For months, Fed officials have generally cautioned that they’re in no rush to adjust their benchmark short-term rate, which trickles through the financial system to influence what millions of consumers and businesses pay to borrow money. It currently sits at 4.25 to 4.5 percent.
On Thursday, both Philip Jefferson, the Fed’s vice chairman, and Lisa Cook, a Fed governor, said in separate speeches that they wouldn’t be in a hurry to make further rate changes, amid a wave of trade and policy shifts under the Trump administration. In addition to trade policies, Trump has also pledged immigration crackdowns and fiscal policies that could weigh on the economy.
“The current policy stance is well positioned to deal with the risks and uncertainties that we face in pursuing both sides of our dual mandate,” Jefferson said at a conference hosted by the Atlanta Fed.
Fed officials broadly believe the trade war during Trump’s first term caused short-term price increases. But things get murkier as the effects compound throughout the economy. Powell noted last month that washing machines were tariffed during Trump’s first term, sending prices up. Dryers were not tariffed, but manufacturers decided to “follow the crowd,” and prices for those rose, too.

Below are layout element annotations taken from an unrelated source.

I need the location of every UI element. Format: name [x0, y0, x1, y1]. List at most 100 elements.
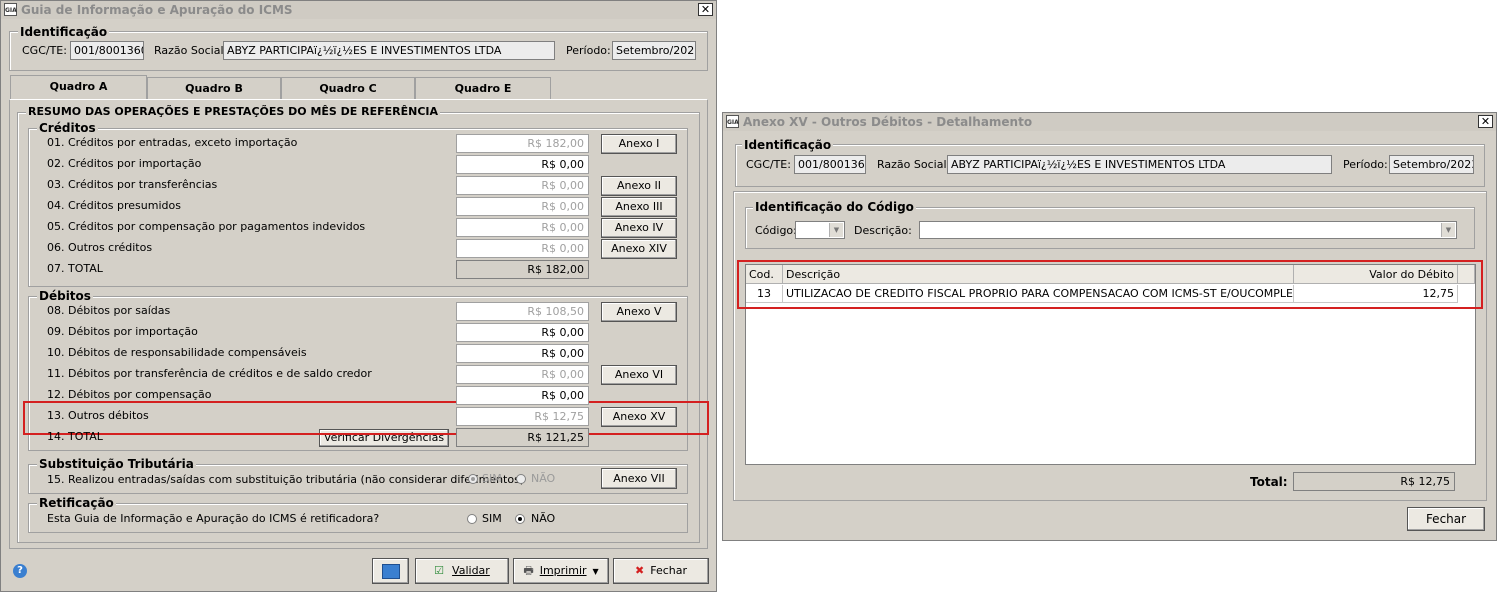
fechar-label: Fechar [650, 564, 687, 577]
value-field[interactable]: R$ 0,00 [456, 344, 589, 363]
value-field[interactable]: R$ 0,00 [456, 386, 589, 405]
validar-label: Validar [452, 564, 490, 577]
row-label: 01. Créditos por entradas, exceto import… [47, 136, 298, 149]
resumo-legend: RESUMO DAS OPERAÇÕES E PRESTAÇÕES DO MÊS… [26, 105, 441, 119]
anexo-xv-window: GIA Anexo XV - Outros Débitos - Detalham… [722, 112, 1497, 541]
retif-sim-radio[interactable] [467, 514, 477, 524]
periodo-label: Período: [566, 44, 611, 57]
row-label: 04. Créditos presumidos [47, 199, 181, 212]
total-label: Total: [1250, 475, 1288, 489]
creditos-legend: Créditos [37, 121, 98, 135]
retif-nao-radio[interactable] [515, 514, 525, 524]
value-field[interactable]: R$ 0,00 [456, 197, 589, 216]
razao-social-label: Razão Social: [154, 44, 228, 57]
row-label: 09. Débitos por importação [47, 325, 198, 338]
periodo-label: Período: [1343, 158, 1388, 171]
value-field[interactable]: R$ 0,00 [456, 176, 589, 195]
imprimir-label: Imprimir [539, 564, 587, 577]
anexo-button[interactable]: Anexo IV [601, 218, 677, 238]
st-question: 15. Realizou entradas/saídas com substit… [47, 473, 525, 486]
retif-nao-label: NÃO [531, 512, 556, 525]
anexo-button[interactable]: Anexo VI [601, 365, 677, 385]
row-label: 06. Outros créditos [47, 241, 153, 254]
razao-social-field: ABYZ PARTICIPAï¿½ï¿½ES E INVESTIMENTOS L… [223, 41, 555, 60]
calculator-button[interactable] [372, 558, 409, 584]
razao-social-field: ABYZ PARTICIPAï¿½ï¿½ES E INVESTIMENTOS L… [947, 155, 1332, 174]
value-field[interactable]: R$ 0,00 [456, 218, 589, 237]
row-label: 07. TOTAL [47, 262, 103, 275]
chevron-down-icon: ▼ [1441, 223, 1455, 237]
close-button[interactable]: ✕ [698, 3, 713, 16]
app-icon: GIA [4, 3, 17, 16]
row-label: 13. Outros débitos [47, 409, 149, 422]
fechar-button[interactable]: ✖ Fechar [613, 558, 709, 584]
value-field[interactable]: R$ 108,50 [456, 302, 589, 321]
st-nao-label: NÃO [531, 472, 556, 485]
anexo-button[interactable]: Anexo I [601, 134, 677, 154]
tab-quadro-e[interactable]: Quadro E [415, 77, 551, 99]
value-field[interactable]: R$ 182,00 [456, 134, 589, 153]
total-field: R$ 12,75 [1293, 472, 1455, 491]
fechar-button[interactable]: Fechar [1407, 507, 1485, 531]
value-field[interactable]: R$ 0,00 [456, 155, 589, 174]
codigo-select[interactable]: ▼ [795, 221, 845, 239]
red-x-icon: ✖ [635, 564, 645, 577]
razao-social-label: Razão Social: [877, 158, 951, 171]
value-field[interactable]: R$ 0,00 [456, 239, 589, 258]
st-sim-label: SIM [482, 472, 502, 485]
periodo-field: Setembro/2023 [612, 41, 696, 60]
row-label: 08. Débitos por saídas [47, 304, 171, 317]
identificacao-codigo-legend: Identificação do Código [753, 200, 916, 214]
title-bar[interactable]: GIA Guia de Informação e Apuração do ICM… [1, 1, 716, 19]
identificacao-legend: Identificação [742, 138, 834, 152]
chevron-down-icon: ▼ [829, 223, 843, 237]
retificacao-legend: Retificação [37, 496, 116, 510]
tab-quadro-b[interactable]: Quadro B [147, 77, 281, 99]
descricao-label: Descrição: [854, 224, 912, 237]
identificacao-legend: Identificação [18, 25, 110, 39]
descricao-select[interactable]: ▼ [919, 221, 1457, 239]
anexo-button[interactable]: Anexo V [601, 302, 677, 322]
st-sim-radio[interactable] [468, 474, 478, 484]
close-button[interactable]: ✕ [1478, 115, 1493, 128]
help-glyph: ? [17, 565, 23, 576]
imprimir-button[interactable]: 🖶 Imprimir ▼ [513, 558, 609, 584]
printer-icon: 🖶 [523, 564, 534, 577]
title-bar[interactable]: GIA Anexo XV - Outros Débitos - Detalham… [723, 113, 1496, 131]
retif-question: Esta Guia de Informação e Apuração do IC… [47, 512, 380, 525]
window-title: Anexo XV - Outros Débitos - Detalhamento [743, 115, 1033, 129]
anexo-vii-button[interactable]: Anexo VII [601, 468, 677, 489]
value-field[interactable]: R$ 0,00 [456, 323, 589, 342]
help-icon[interactable]: ? [13, 564, 27, 578]
calculator-icon [381, 564, 400, 579]
highlight-grid-row [737, 260, 1483, 309]
anexo-button[interactable]: Anexo II [601, 176, 677, 196]
cgc-label: CGC/TE: [22, 44, 67, 57]
substituicao-tributaria-legend: Substituição Tributária [37, 457, 196, 471]
dropdown-arrow-icon: ▼ [592, 567, 599, 576]
anexo-button[interactable]: Anexo XV [601, 407, 677, 427]
retif-sim-label: SIM [482, 512, 502, 525]
anexo-button[interactable]: Anexo III [601, 197, 677, 217]
cgc-field: 001/8001360 [70, 41, 144, 60]
app-icon: GIA [726, 115, 739, 128]
total-value: R$ 182,00 [456, 260, 589, 279]
tab-quadro-c[interactable]: Quadro C [281, 77, 415, 99]
guia-window: GIA Guia de Informação e Apuração do ICM… [0, 0, 717, 592]
tab-quadro-a[interactable]: Quadro A [10, 75, 147, 100]
periodo-field: Setembro/2023 [1389, 155, 1474, 174]
debitos-legend: Débitos [37, 289, 93, 303]
row-label: 05. Créditos por compensação por pagamen… [47, 220, 366, 233]
cgc-label: CGC/TE: [746, 158, 791, 171]
row-label: 03. Créditos por transferências [47, 178, 218, 191]
checklist-icon: ☑ [434, 564, 445, 577]
row-label: 12. Débitos por compensação [47, 388, 212, 401]
st-nao-radio[interactable] [516, 474, 526, 484]
validar-button[interactable]: ☑ Validar [415, 558, 509, 584]
value-field[interactable]: R$ 0,00 [456, 365, 589, 384]
cgc-field: 001/8001360 [794, 155, 866, 174]
anexo-button[interactable]: Anexo XIV [601, 239, 677, 259]
window-title: Guia de Informação e Apuração do ICMS [21, 3, 293, 17]
value-field[interactable]: R$ 12,75 [456, 407, 589, 426]
row-label: 11. Débitos por transferência de crédito… [47, 367, 372, 380]
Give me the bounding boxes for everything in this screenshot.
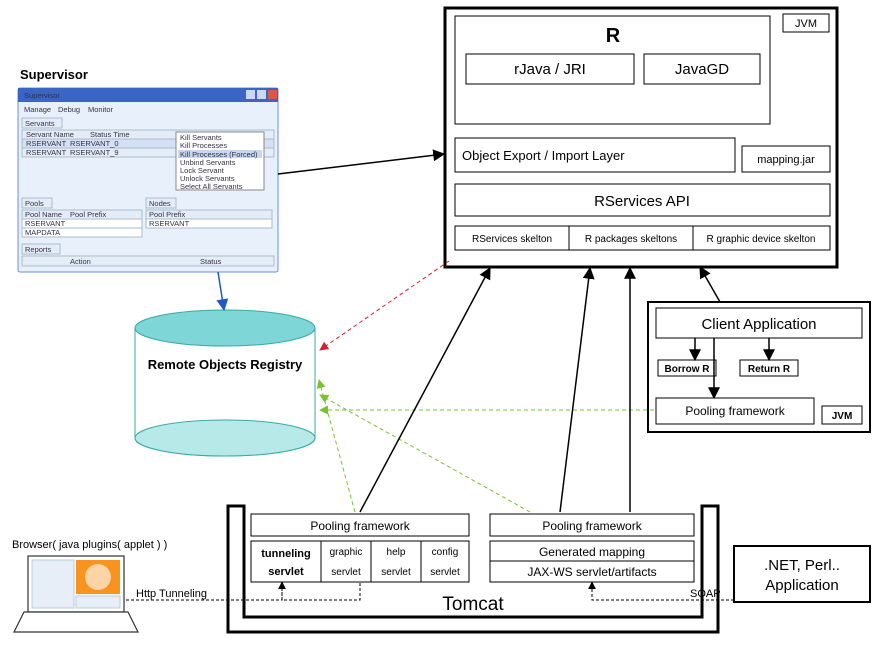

Some Fed officials, who have long said the road to getting inflation back to their 2 percent target could be bumpy, have already warned about the potential for “stagflation,” in which the economy experiences stagnant growth coupled with high inflation and unemployment.
“A deterioration of the labor market alongside higher inflation could present difficult choices,” Alberto Musalem, president of the Federal Reserve Bank of St. Louis, said at an economics conference in Washington last month.
Even before the unveiling of Wednesday’s expansive new taxes on imports, anticipated tariffs were beginning to squeeze some smaller manufacturers that depend on components from abroad for the products that they produce domestically.
Glen Calder of Calder Brothers, in Taylors, South Carolina, said one of his suppliers had already implemented a 17 percent surcharge, effective Wednesday, for electronic displays used on the asphalt pavers that Calder’s company makes. The added cost is meant to defray most of any potential tariff for importing the electronics from Mexico.
Calder’s supplier has yet to rescind the added surcharge, even though Wednesday’s announcement excluded Canada and Mexico from new tariffs beyond those the administration has already imposed for autos. Meanwhile, Calder said he now faces 10 percent tariffs on engines sourced to Britain and a 20 percent tariff on axles, valves and electronics from the European Union. Generators from India will now require a 26 percent levy.
“This stuff is pretty specialized and people make it and ship to all over the world,” he said. “It’s not like you can stop buying it in Mexico and start buying it in Oklahoma. Nobody is making it here.”
To get ahead of the possibility of any retaliatory tariffs in Canada, Calder’s company sent three asphalt pavers and a truck that sprays asphalt emulsion to a dealer in Montreal a week ago.
“For a smaller business like ours, it was a good shipment,” he said. “Probably double what our dealer would normally take in one shot.”